All this being said, I have to also say that having Max is worth every annoyance. He has made my life easier on so many levels. Traveling is a pain, but less of a pain than it was before. Paris used to be so tough on me with its uneven sidewalks and steep curbs. I prefer busses over the Metro because there are no stairs to navigate into subterranean stations, but there is that one big step, and the crowds. I always hated getting places. People never thought of me as disabled, so they wouldn’t offer seats or help. This last time in Paris, though, people offered to let me on first, and offered to help me up that step, even as Max was there to brace, and they offered me a seat. He braced all over the cobblestones and awkward curbs. He braced me all the way down the Pantheon steps, which don’t have railings. This was, in fact, the first time I have been to the Pantheon. I have always avoided it because of the steps. Thanks to Max, I got to see my beloved Hugo, Césaire, and Zola in their resting place.
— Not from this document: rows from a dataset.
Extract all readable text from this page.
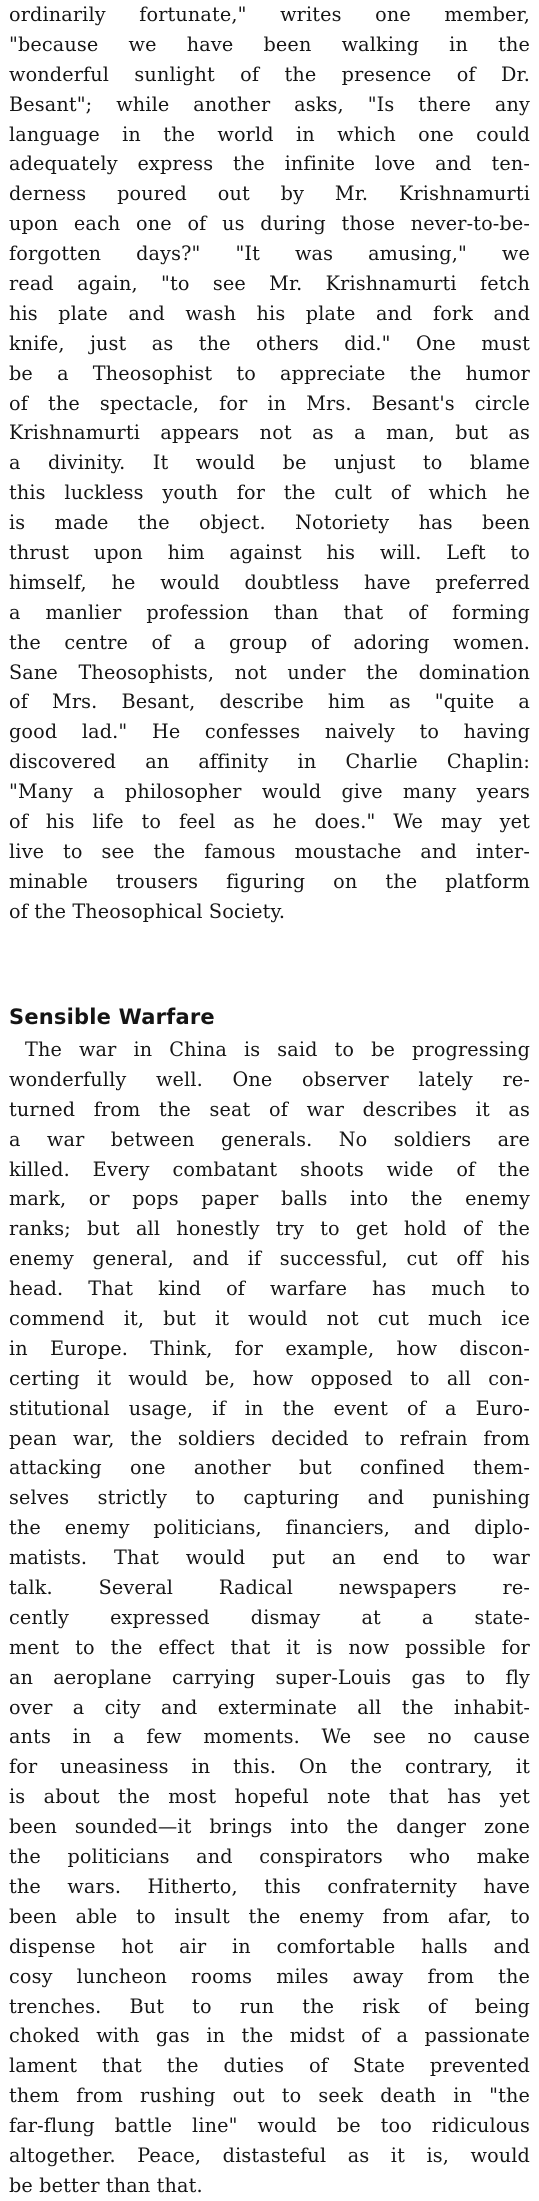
ordinarily fortunate," writes one member,
"because we have been walking in the
wonderful sunlight of the presence of Dr.
Besant"; while another asks, "Is there any
language in the world in which one could
adequately express the infinite love and ten-
derness poured out by Mr. Krishnamurti
upon each one of us during those never-to-be-
forgotten days?" "It was amusing," we
read again, "to see Mr. Krishnamurti fetch
his plate and wash his plate and fork and
knife, just as the others did." One must
be a Theosophist to appreciate the humor
of the spectacle, for in Mrs. Besant's circle
Krishnamurti appears not as a man, but as
a divinity. It would be unjust to blame
this luckless youth for the cult of which he
is made the object. Notoriety has been
thrust upon him against his will. Left to
himself, he would doubtless have preferred
a manlier profession than that of forming
the centre of a group of adoring women.
Sane Theosophists, not under the domination
of Mrs. Besant, describe him as "quite a
good lad." He confesses naively to having
discovered an affinity in Charlie Chaplin:
"Many a philosopher would give many years
of his life to feel as he does." We may yet
live to see the famous moustache and inter-
minable trousers figuring on the platform
of the Theosophical Society.
Sensible Warfare
The war in China is said to be progressing
wonderfully well. One observer lately re-
turned from the seat of war describes it as
a war between generals. No soldiers are
killed. Every combatant shoots wide of the
mark, or pops paper balls into the enemy
ranks; but all honestly try to get hold of the
enemy general, and if successful, cut off his
head. That kind of warfare has much to
commend it, but it would not cut much ice
in Europe. Think, for example, how discon-
certing it would be, how opposed to all con-
stitutional usage, if in the event of a Euro-
pean war, the soldiers decided to refrain from
attacking one another but confined them-
selves strictly to capturing and punishing
the enemy politicians, financiers, and diplo-
matists. That would put an end to war
talk. Several Radical newspapers re-
cently expressed dismay at a state-
ment to the effect that it is now possible for
an aeroplane carrying super-Louis gas to fly
over a city and exterminate all the inhabit-
ants in a few moments. We see no cause
for uneasiness in this. On the contrary, it
is about the most hopeful note that has yet
been sounded—it brings into the danger zone
the politicians and conspirators who make
the wars. Hitherto, this confraternity have
been able to insult the enemy from afar, to
dispense hot air in comfortable halls and
cosy luncheon rooms miles away from the
trenches. But to run the risk of being
choked with gas in the midst of a passionate
lament that the duties of State prevented
them from rushing out to seek death in "the
far-flung battle line" would be too ridiculous
altogether. Peace, distasteful as it is, would
be better than that.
Max enjoying the Eiffel Tower.
Max takes me out of that liminal space and puts me firmly in the disabled camp. He mediates my disability by making my world wider, safer, and more mobile. He also helps to mediate the fatigue, the slowing-down, the grumpiness, the depression. He mediates stares. People are usually way more excited to see a service dog than a dwarf, and that is fine with me, in the end. I’d much rather have to educate people about Max than be the object of curiosity. Children love to see Max (often mistaken for a horse, due to his saddle-like harness). I’ve always had to educate people about disability, it’s just shifted somewhere else. It is tough to always be in the spotlight, but I guess I prefer the gaze to be cast on my Max. He’s a ham and loves to wag his tail coyly as I explain why he can’t be petted to a little kid. It takes time, but it’s a worthy moment. I’d really like to live in a world where I didn’t have to explain any of these things, but that’s a bigger job. That’s why I write this blog.